UK Politics

VAT rise to 20% will stay, Cameron hints

Prime Minister David Cameron has hinted that the rise in VAT from 17.5% to 20% will be permanent.

He said measures to tackle the budget deficit would have to be "pretty permanent" - but he hoped the 50p tax rate for top earners would be scrapped.

He also told the BBC the coalition was "strong" and would not change course because of the threat of strikes.

Labour's Alan Johnson said it would be "extraordinary" to scrap the 50p rate, not the VAT rise which hit the poor.

Last week's VAT rise is the second increase in a year, after Labour chancellor Alistair Darling restored the 17.5% rate in January 2010, having temporarily reduced it to 15% for 13 months to stimulate the economy.

Mr Cameron was asked about whether the rise was a temporary measure, following comments from his chancellor, George Osborne, who last week said he regarded it as "permanent".

The prime minister told the BBC's Andrew Marr Show the government was trying to deal with the "structural budget deficit" - the gap between spending and taxes.

"That is structural, that's not going to go away because of the growth, so the changes we are making have to be pretty permanent too," he said.

Job losses

The government hopes the rise in VAT will raise £13bn a year but it is predicted to hit retail sales.

However the prime minister said it was part of an economic policy which was forecast to lead to an increase in employment in the next five years.

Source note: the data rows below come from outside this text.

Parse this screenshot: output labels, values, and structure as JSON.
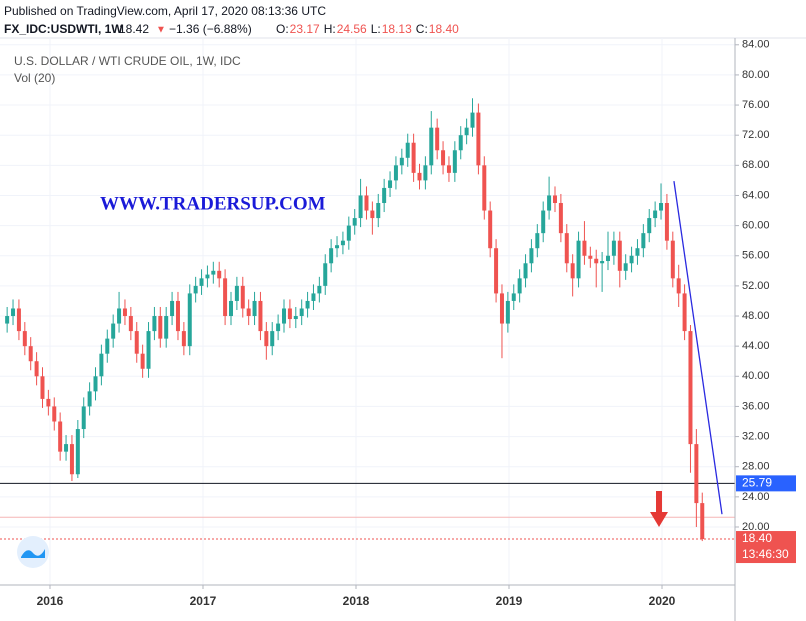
{
  "chart_data": {
    "type": "candlestick",
    "published": "Published on TradingView.com, April 17, 2020 08:13:36 UTC",
    "symbol": "FX_IDC:USDWTI, 1W",
    "price": "18.42",
    "direction": "▼",
    "change": "−1.36 (−6.88%)",
    "ohlc_labels": [
      {
        "key": "O:",
        "value": "23.17"
      },
      {
        "key": "H:",
        "value": "24.56"
      },
      {
        "key": "L:",
        "value": "18.13"
      },
      {
        "key": "C:",
        "value": "18.40"
      }
    ],
    "title": "U.S. DOLLAR / WTI CRUDE OIL, 1W, IDC",
    "indicator": "Vol (20)",
    "watermark": "WWW.TRADERSUP.COM",
    "up_color": "#26a69a",
    "down_color": "#ef5350",
    "grid": true,
    "xlim": [
      2015.706,
      2020.477
    ],
    "xticks": [
      2016,
      2017,
      2018,
      2019,
      2020
    ],
    "ylim": [
      12.3,
      84.9
    ],
    "yticks": [
      {
        "value": 20,
        "label": "20.00"
      },
      {
        "value": 24,
        "label": "24.00"
      },
      {
        "value": 28,
        "label": "28.00"
      },
      {
        "value": 32,
        "label": "32.00"
      },
      {
        "value": 36,
        "label": "36.00"
      },
      {
        "value": 40,
        "label": "40.00"
      },
      {
        "value": 44,
        "label": "44.00"
      },
      {
        "value": 48,
        "label": "48.00"
      },
      {
        "value": 52,
        "label": "52.00"
      },
      {
        "value": 56,
        "label": "56.00"
      },
      {
        "value": 60,
        "label": "60.00"
      },
      {
        "value": 64,
        "label": "64.00"
      },
      {
        "value": 68,
        "label": "68.00"
      },
      {
        "value": 72,
        "label": "72.00"
      },
      {
        "value": 76,
        "label": "76.00"
      },
      {
        "value": 80,
        "label": "80.00"
      },
      {
        "value": 84,
        "label": "84.00"
      }
    ],
    "x": [
      2015.72,
      2015.7585,
      2015.797,
      2015.8355,
      2015.874,
      2015.9125,
      2015.951,
      2015.9895,
      2016.028,
      2016.0665,
      2016.105,
      2016.1435,
      2016.182,
      2016.2205,
      2016.259,
      2016.2975,
      2016.336,
      2016.3745,
      2016.413,
      2016.4515,
      2016.49,
      2016.5285,
      2016.567,
      2016.6055,
      2016.644,
      2016.6825,
      2016.721,
      2016.7595,
      2016.798,
      2016.8365,
      2016.875,
      2016.9135,
      2016.952,
      2016.9905,
      2017.029,
      2017.0675,
      2017.106,
      2017.1445,
      2017.183,
      2017.2215,
      2017.26,
      2017.2985,
      2017.337,
      2017.3755,
      2017.414,
      2017.4525,
      2017.491,
      2017.5295,
      2017.568,
      2017.6065,
      2017.645,
      2017.6835,
      2017.722,
      2017.7605,
      2017.799,
      2017.8375,
      2017.876,
      2017.9145,
      2017.953,
      2017.9915,
      2018.03,
      2018.0685,
      2018.107,
      2018.1455,
      2018.184,
      2018.2225,
      2018.261,
      2018.2995,
      2018.338,
      2018.3765,
      2018.415,
      2018.4535,
      2018.492,
      2018.5305,
      2018.569,
      2018.6075,
      2018.646,
      2018.6845,
      2018.723,
      2018.7615,
      2018.8,
      2018.8385,
      2018.877,
      2018.9155,
      2018.954,
      2018.9925,
      2019.031,
      2019.0695,
      2019.108,
      2019.1465,
      2019.185,
      2019.2235,
      2019.262,
      2019.3005,
      2019.339,
      2019.3775,
      2019.416,
      2019.4545,
      2019.493,
      2019.5315,
      2019.57,
      2019.6085,
      2019.647,
      2019.6855,
      2019.724,
      2019.7625,
      2019.801,
      2019.8395,
      2019.878,
      2019.9165,
      2019.955,
      2019.9935,
      2020.032,
      2020.0705,
      2020.109,
      2020.1475,
      2020.186,
      2020.2245,
      2020.263
    ],
    "open": [
      47,
      48,
      49,
      46,
      44,
      42,
      40,
      37,
      36,
      34,
      30,
      31,
      27,
      33,
      36,
      38,
      40,
      43,
      45,
      47,
      49,
      48,
      46,
      43,
      41,
      46,
      48,
      45,
      48,
      50,
      46,
      44,
      51,
      52,
      53,
      53.5,
      54,
      53,
      48,
      50,
      52,
      49,
      48,
      50,
      46,
      44,
      46,
      47,
      49,
      47.6,
      48,
      49,
      50,
      51,
      52,
      55,
      57,
      57.4,
      58,
      60,
      61,
      64,
      62,
      61,
      63,
      65,
      66,
      68,
      69,
      71,
      67,
      66,
      68,
      73,
      70,
      68,
      67,
      70,
      72,
      73,
      75,
      68,
      62,
      57,
      51,
      47,
      50,
      51,
      53,
      55,
      57,
      59,
      62,
      64,
      63,
      59,
      55,
      53,
      58,
      56,
      55.6,
      55,
      55.3,
      56,
      58,
      54,
      55,
      56,
      57,
      59,
      61,
      62,
      63,
      58,
      53,
      51,
      46,
      31,
      23.17
    ],
    "high": [
      49.2,
      50.2,
      50.2,
      47.2,
      45.2,
      43.2,
      41.2,
      38.2,
      37.2,
      35.2,
      32.2,
      32.2,
      34.2,
      37.2,
      39.2,
      41.2,
      44.2,
      46.2,
      48.2,
      51.2,
      50.2,
      49.2,
      47.2,
      44.2,
      47.2,
      49.2,
      49.2,
      49.2,
      51.2,
      51.2,
      47.2,
      52.2,
      53.2,
      54.2,
      54.7,
      55.2,
      55.2,
      54.2,
      51.2,
      53.2,
      53.2,
      50.2,
      51.2,
      51.2,
      47.2,
      47.2,
      48.2,
      50.2,
      50.2,
      49.2,
      50.2,
      51.2,
      52.2,
      53.2,
      56.2,
      58.2,
      58.6,
      59.2,
      61.2,
      62.2,
      66.2,
      65.2,
      63.2,
      64.2,
      66.2,
      67.2,
      69.2,
      70.2,
      72.2,
      72.2,
      68.2,
      69.2,
      75.2,
      74.2,
      71.2,
      69.2,
      71.2,
      73.2,
      74.2,
      76.9,
      76.2,
      69.2,
      63.2,
      58.2,
      52.2,
      51.2,
      52.2,
      54.2,
      56.2,
      58.2,
      60.2,
      63.2,
      66.5,
      65.2,
      64.2,
      60.2,
      56.2,
      59.2,
      60.6,
      57.2,
      56.8,
      56.5,
      59.2,
      59.2,
      59.2,
      56.2,
      57.2,
      58.2,
      60.2,
      62.2,
      63.2,
      65.6,
      64.2,
      59.2,
      54.8,
      52.2,
      46.8,
      33,
      24.56
    ],
    "low": [
      45.8,
      46.8,
      44.8,
      42.8,
      40.8,
      38.8,
      35.8,
      34.8,
      32.8,
      28.8,
      28.8,
      26.1,
      26.5,
      31.8,
      34.8,
      36.8,
      38.8,
      41.8,
      43.8,
      45.8,
      46.8,
      44.8,
      41.8,
      39.8,
      39.8,
      44.8,
      43.8,
      43.8,
      46.8,
      44.8,
      42.8,
      42.8,
      49.8,
      50.8,
      51.8,
      52.3,
      51.8,
      46.8,
      46.8,
      48.8,
      47.8,
      46.8,
      46.8,
      44.8,
      42.2,
      42.8,
      44.8,
      45.8,
      46.4,
      46.4,
      46.8,
      47.8,
      48.8,
      49.8,
      50.8,
      53.8,
      55.8,
      56.2,
      56.8,
      58.8,
      59.8,
      60.8,
      58.8,
      59.8,
      61.8,
      63.8,
      64.8,
      66.8,
      67.8,
      65.8,
      64.8,
      64.8,
      66.8,
      68.8,
      66.8,
      65.8,
      65.8,
      68.8,
      70.8,
      71.8,
      66.8,
      60.8,
      55.8,
      49.8,
      42.4,
      45.8,
      48.8,
      49.8,
      51.8,
      53.8,
      55.8,
      57.8,
      60.8,
      61.8,
      57.8,
      53.8,
      50.6,
      51.8,
      54.8,
      54.4,
      51.8,
      51.2,
      54.1,
      54.8,
      51.8,
      52.8,
      53.8,
      54.8,
      55.8,
      57.8,
      59.8,
      60.8,
      56.8,
      51.8,
      49.2,
      44.8,
      27.2,
      20,
      18.13
    ],
    "close": [
      48,
      49,
      46,
      44,
      42,
      40,
      37,
      36,
      34,
      30,
      31,
      27,
      33,
      36,
      38,
      40,
      43,
      45,
      47,
      49,
      48,
      46,
      43,
      41,
      46,
      48,
      45,
      48,
      50,
      46,
      44,
      51,
      52,
      53,
      53.5,
      54,
      53,
      48,
      50,
      52,
      49,
      48,
      50,
      46,
      44,
      46,
      47,
      49,
      47.6,
      48,
      49,
      50,
      51,
      52,
      55,
      57,
      57.4,
      58,
      60,
      61,
      64,
      62,
      61,
      63,
      65,
      66,
      68,
      69,
      71,
      67,
      66,
      68,
      73,
      70,
      68,
      67,
      70,
      72,
      73,
      75,
      68,
      62,
      57,
      51,
      47,
      50,
      51,
      53,
      55,
      57,
      59,
      62,
      64,
      63,
      59,
      55,
      53,
      58,
      56,
      55.6,
      55,
      55.3,
      56,
      58,
      54,
      55,
      56,
      57,
      59,
      61,
      62,
      63,
      58,
      53,
      51,
      46,
      31,
      23.17,
      18.4
    ],
    "hlines": [
      {
        "value": 25.79,
        "label": "25.79",
        "color": "#131722",
        "label_color": "#2962ff"
      },
      {
        "value": 21.3,
        "color": "#f5b5b5"
      }
    ],
    "last_price": {
      "value": 18.4,
      "label": "18.40",
      "countdown": "13:46:30",
      "color": "#ef5350"
    },
    "trendline": {
      "x": [
        2020.078,
        2020.392
      ],
      "y": [
        65.9,
        21.7
      ],
      "color": "#2a2ae0"
    }
  }
}
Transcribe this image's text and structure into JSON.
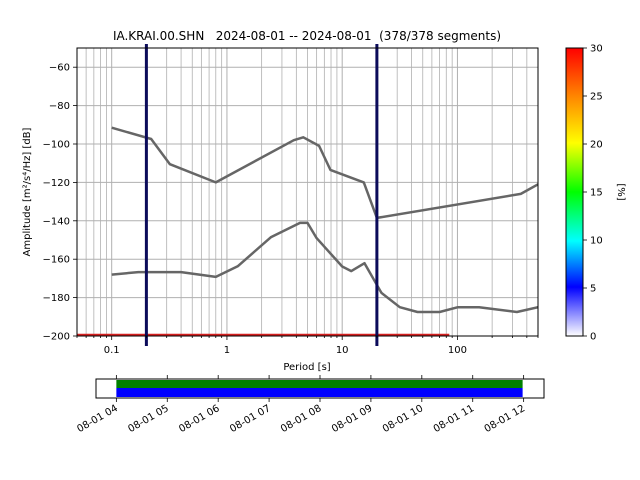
{
  "chart_data": [
    {
      "type": "line",
      "title": "IA.KRAI.00.SHN   2024-08-01 -- 2024-08-01  (378/378 segments)",
      "xlabel": "Period [s]",
      "ylabel": "Amplitude [m²/s⁴/Hz] [dB]",
      "x_scale": "log",
      "xlim": [
        0.05,
        500
      ],
      "ylim": [
        -200,
        -50
      ],
      "x_ticks": [
        {
          "value": 0.1,
          "label": "0.1"
        },
        {
          "value": 1,
          "label": "1"
        },
        {
          "value": 10,
          "label": "10"
        },
        {
          "value": 100,
          "label": "100"
        }
      ],
      "y_ticks": [
        {
          "value": -60,
          "label": "−60"
        },
        {
          "value": -80,
          "label": "−80"
        },
        {
          "value": -100,
          "label": "−100"
        },
        {
          "value": -120,
          "label": "−120"
        },
        {
          "value": -140,
          "label": "−140"
        },
        {
          "value": -160,
          "label": "−160"
        },
        {
          "value": -180,
          "label": "−180"
        },
        {
          "value": -200,
          "label": "−200"
        }
      ],
      "grid": true,
      "series": [
        {
          "role": "high-noise-model",
          "color": "#666666",
          "points": [
            [
              0.1,
              -91.5
            ],
            [
              0.22,
              -97.4
            ],
            [
              0.32,
              -110.5
            ],
            [
              0.8,
              -120
            ],
            [
              3.8,
              -98
            ],
            [
              4.6,
              -96.5
            ],
            [
              6.3,
              -101
            ],
            [
              7.9,
              -113.5
            ],
            [
              15.4,
              -120
            ],
            [
              20,
              -138.5
            ],
            [
              354.8,
              -126
            ],
            [
              500,
              -121
            ]
          ]
        },
        {
          "role": "low-noise-model",
          "color": "#666666",
          "points": [
            [
              0.1,
              -168
            ],
            [
              0.17,
              -166.7
            ],
            [
              0.4,
              -166.7
            ],
            [
              0.8,
              -169.2
            ],
            [
              1.24,
              -163.7
            ],
            [
              2.4,
              -148.6
            ],
            [
              4.3,
              -141.1
            ],
            [
              5,
              -141.1
            ],
            [
              6,
              -149
            ],
            [
              10,
              -163.8
            ],
            [
              12,
              -166.2
            ],
            [
              15.6,
              -162.1
            ],
            [
              21.9,
              -177.5
            ],
            [
              31.6,
              -185
            ],
            [
              45,
              -187.5
            ],
            [
              70,
              -187.5
            ],
            [
              101,
              -185
            ],
            [
              154,
              -185
            ],
            [
              328,
              -187.5
            ],
            [
              500,
              -185
            ]
          ]
        },
        {
          "role": "ppsd-data-trace",
          "color": "#d42020",
          "points": [
            [
              0.05,
              -199.5
            ],
            [
              85,
              -199.5
            ]
          ]
        }
      ],
      "vertical_lines": [
        {
          "x": 0.2,
          "color": "#0b0b5a"
        },
        {
          "x": 20,
          "color": "#0b0b5a"
        }
      ]
    },
    {
      "type": "colorbar",
      "label": "[%]",
      "range": [
        0,
        30
      ],
      "ticks": [
        {
          "value": 0,
          "label": "0"
        },
        {
          "value": 5,
          "label": "5"
        },
        {
          "value": 10,
          "label": "10"
        },
        {
          "value": 15,
          "label": "15"
        },
        {
          "value": 20,
          "label": "20"
        },
        {
          "value": 25,
          "label": "25"
        },
        {
          "value": 30,
          "label": "30"
        }
      ],
      "colors": [
        {
          "stop": 0,
          "color": "#ffffff"
        },
        {
          "stop": 0.17,
          "color": "#0000ff"
        },
        {
          "stop": 0.33,
          "color": "#00ffff"
        },
        {
          "stop": 0.5,
          "color": "#00ff00"
        },
        {
          "stop": 0.67,
          "color": "#ffff00"
        },
        {
          "stop": 0.83,
          "color": "#ff8800"
        },
        {
          "stop": 1,
          "color": "#ff0000"
        }
      ]
    },
    {
      "type": "timeline",
      "range_hours": [
        3.6,
        12.4
      ],
      "ticks": [
        {
          "value": 4,
          "label": "08-01 04"
        },
        {
          "value": 5,
          "label": "08-01 05"
        },
        {
          "value": 6,
          "label": "08-01 06"
        },
        {
          "value": 7,
          "label": "08-01 07"
        },
        {
          "value": 8,
          "label": "08-01 08"
        },
        {
          "value": 9,
          "label": "08-01 09"
        },
        {
          "value": 10,
          "label": "08-01 10"
        },
        {
          "value": 11,
          "label": "08-01 11"
        },
        {
          "value": 12,
          "label": "08-01 12"
        }
      ],
      "bars": [
        {
          "role": "coverage-green",
          "start": 4,
          "end": 11.98,
          "color": "#008000"
        },
        {
          "role": "coverage-blue",
          "start": 4,
          "end": 11.98,
          "color": "#0000ff"
        }
      ]
    }
  ]
}
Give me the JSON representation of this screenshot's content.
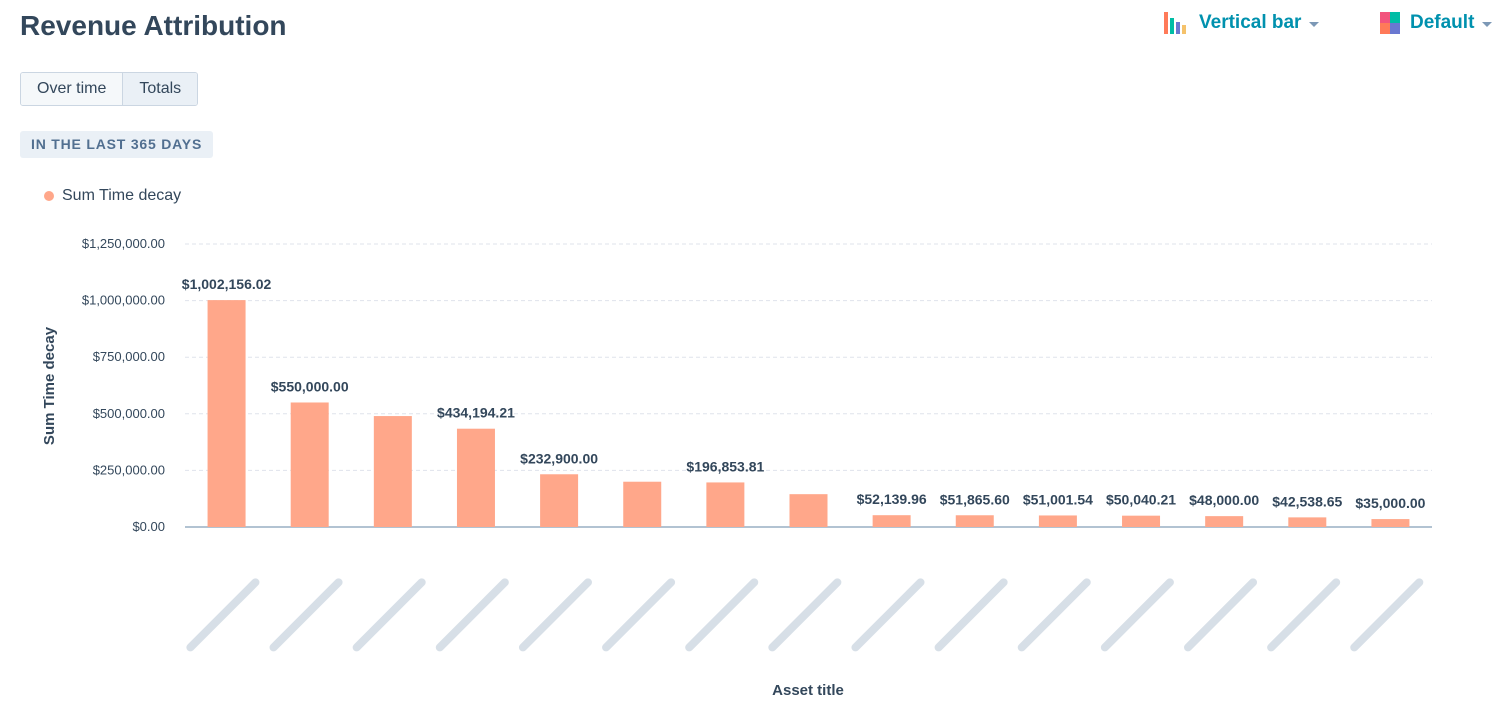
{
  "header": {
    "title": "Revenue Attribution",
    "chart_type_picker": {
      "label": "Vertical bar",
      "icon": "bar-chart-icon"
    },
    "theme_picker": {
      "label": "Default",
      "icon": "palette-icon"
    }
  },
  "view_toggle": {
    "options": [
      "Over time",
      "Totals"
    ],
    "selected": "Totals"
  },
  "date_range_badge": "IN THE LAST 365 DAYS",
  "colors": {
    "bar": "#ffa78a",
    "accent": "#0091ae",
    "text": "#33475b",
    "grid": "#dfe3eb"
  },
  "chart_data": {
    "type": "bar",
    "title": "",
    "xlabel": "Asset title",
    "ylabel": "Sum Time decay",
    "ylim": [
      0,
      1250000
    ],
    "yticks": [
      0,
      250000,
      500000,
      750000,
      1000000,
      1250000
    ],
    "ytick_labels": [
      "$0.00",
      "$250,000.00",
      "$500,000.00",
      "$750,000.00",
      "$1,000,000.00",
      "$1,250,000.00"
    ],
    "categories": [
      "",
      "",
      "",
      "",
      "",
      "",
      "",
      "",
      "",
      "",
      "",
      "",
      "",
      "",
      ""
    ],
    "category_label_blurred": true,
    "grid": true,
    "legend_position": "top-left",
    "series": [
      {
        "name": "Sum Time decay",
        "values": [
          1002156.02,
          550000,
          490000,
          434194.21,
          232900,
          200000,
          196853.81,
          145000,
          52139.96,
          51865.6,
          51001.54,
          50040.21,
          48000,
          42538.65,
          35000
        ],
        "data_labels": [
          "$1,002,156.02",
          "$550,000.00",
          "",
          "$434,194.21",
          "$232,900.00",
          "",
          "$196,853.81",
          "",
          "$52,139.96",
          "$51,865.60",
          "$51,001.54",
          "$50,040.21",
          "$48,000.00",
          "$42,538.65",
          "$35,000.00"
        ]
      }
    ]
  }
}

Asked how many jobs were predicted to be lost as a result of the VAT rise, Mr Cameron said any tax rise would have an impact on the economy but the government was having to deal with a "vast pit of debt" and if the budget deficit was not tackled confidence would "sap" out of the British economy.

Mr Cameron said: "If you didn't do VAT, what tax would you do? The first category there would probably be National Insurance. that's what Labour have committed to - and putting up National Insurance when you're trying to get the economy growing and jobs growing would be a perverse thing to do."

Labour had planned to increase National Insurance Contributions (NICs) by 1% for both employers and employees.

The coalition is raising the starting point for employers' NICs to reduce the cost to firms, and is leaving in place the higher levies on employees.

'Tough year'

Mr Cameron also said he hoped the new 50p top rate of income tax would not be permanent because it would discourage people from working, living in the UK and "getting on".

But he said the government was "determined" that the richest should pay the most "not only in total cash terms but also as a share of their income, and that is what the Budget and spending round achieved".

He said 800,000 people were being also lifted out of income tax altogether because it was raising income tax thresholds.

"That will help all people who are basic rate taxpayers... it is going to be difficult but we did things in the Budget to help the economy, to help business, to make it cheaper to employ people."

Mr Cameron said he was optimistic about the future but admitted 2011 was going to be "a tough and difficult year". But he said the government was "very strong" and would not change course because unions wanted to "kick off".

"The trade unions need to know they're not going to be able to push anyone around by holding this strike or that strike or even a whole lot of strikes together - they can forget it."

Labour says the increase in VAT will cost the average family £7.50 a week.

Shadow Chancellor Alan Johnson told Sky News: "I now hear the prime minister has said, whereas the 50% tax rate for the richest in our society would not be permanent, the VAT increase would.

"Now that's extraordinary given that it has twice the effect on the poorest in our society as on the richest."

He defended Labour's plan to increase NI contributions - something the Conservatives described as a "tax on jobs" - saying it was a "tough decision" but raising VAT was "regressive" and hit pensioners and the poorest - and for employees, National Insurance was being raised anyway.

But Mr Johnson was criticised after appearing to stumble over the current rate for employer's National Insurance contributions in an interview on Sky News.

Lib Dem MP Stephen Williams said it showed Labour was "completely clueless on basic economics".